I’m going to very quickly cover what National Insurance and Tax Returns are, but I thought I’d mention what VAT is since I know some of you in the room are lucky enough to be making a lot of money. You only need to pay VAT if you’re earning £68,000 a year or more, although you can pay it voluntarily. This may sound like a dumb idea, but some people think you look more professional if you’re registered for VAT.
National insurance is something that your employer sorts out if you are employed by someone else. If you’re a freelancer, you have to do it yourself. You have to pay £2.40 a week for national insurance, and this covers things like your pension. This rate stays the same regardless of how much you earn.
A tax return is different. You pay this every year, and it’s based on a percentage of what you earn.

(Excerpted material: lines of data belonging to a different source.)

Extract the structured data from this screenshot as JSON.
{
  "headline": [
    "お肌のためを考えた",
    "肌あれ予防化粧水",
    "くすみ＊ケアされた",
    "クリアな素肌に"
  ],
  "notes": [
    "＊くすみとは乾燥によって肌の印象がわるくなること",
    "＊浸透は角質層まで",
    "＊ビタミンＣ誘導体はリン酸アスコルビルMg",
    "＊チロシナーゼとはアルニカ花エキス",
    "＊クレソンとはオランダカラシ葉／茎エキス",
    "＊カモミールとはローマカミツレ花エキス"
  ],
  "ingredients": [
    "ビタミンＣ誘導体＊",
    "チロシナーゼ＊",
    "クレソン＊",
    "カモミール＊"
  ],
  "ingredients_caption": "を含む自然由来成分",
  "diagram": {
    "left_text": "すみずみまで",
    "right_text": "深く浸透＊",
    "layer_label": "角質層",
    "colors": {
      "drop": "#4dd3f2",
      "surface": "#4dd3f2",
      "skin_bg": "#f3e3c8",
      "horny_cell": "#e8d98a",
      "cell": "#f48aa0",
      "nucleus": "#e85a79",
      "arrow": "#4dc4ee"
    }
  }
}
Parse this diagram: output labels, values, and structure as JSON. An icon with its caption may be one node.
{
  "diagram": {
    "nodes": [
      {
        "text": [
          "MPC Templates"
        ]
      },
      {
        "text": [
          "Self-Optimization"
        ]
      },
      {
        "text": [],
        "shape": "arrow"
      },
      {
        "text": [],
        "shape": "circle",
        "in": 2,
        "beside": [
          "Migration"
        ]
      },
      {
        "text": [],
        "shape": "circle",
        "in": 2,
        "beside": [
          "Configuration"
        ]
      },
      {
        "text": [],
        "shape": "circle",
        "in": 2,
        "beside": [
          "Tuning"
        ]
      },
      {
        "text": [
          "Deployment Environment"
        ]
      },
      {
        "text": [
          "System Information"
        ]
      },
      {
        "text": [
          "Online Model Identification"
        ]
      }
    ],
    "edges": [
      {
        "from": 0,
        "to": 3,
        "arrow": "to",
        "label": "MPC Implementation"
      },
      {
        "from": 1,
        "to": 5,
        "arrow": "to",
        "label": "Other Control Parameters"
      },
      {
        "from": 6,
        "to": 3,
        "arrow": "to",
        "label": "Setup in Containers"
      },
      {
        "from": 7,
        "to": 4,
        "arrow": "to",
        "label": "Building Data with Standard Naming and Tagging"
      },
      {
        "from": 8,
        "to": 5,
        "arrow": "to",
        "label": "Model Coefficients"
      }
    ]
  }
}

This is the tax return form. It’s really long and horrible and gives me nightmares. I’ll be filling out my first one this year, and I’m dreading it. However, help is at hand.
I use an online app called Freeagent. I upload my bank statements, and it works out how much tax I need to pay. It also creates invoices that I can send to my clients, and it has a big online community where I can ask questions.
It’s still pretty daunting though, which is why it’s a good idea to prepare yourself for it.
The first thing you should do if you’re thinking about setting up is to call the business link. Just phone up and say “hi, I’d like to be a freelancer” or “I’d like to run my own company”.
They’ll then send you a business pack, and you can go on free courses that will help you set up. The free courses are also perfect networking opportunities, because you’ll be in a room with people who are all setting up their own business, and will most likely be needing your services. You can also get grants and vouchers and free pens, so give them a call and see what they can offer you.
So that’s about all I can fit in on the subject in the time I have. Does anyone have any questions?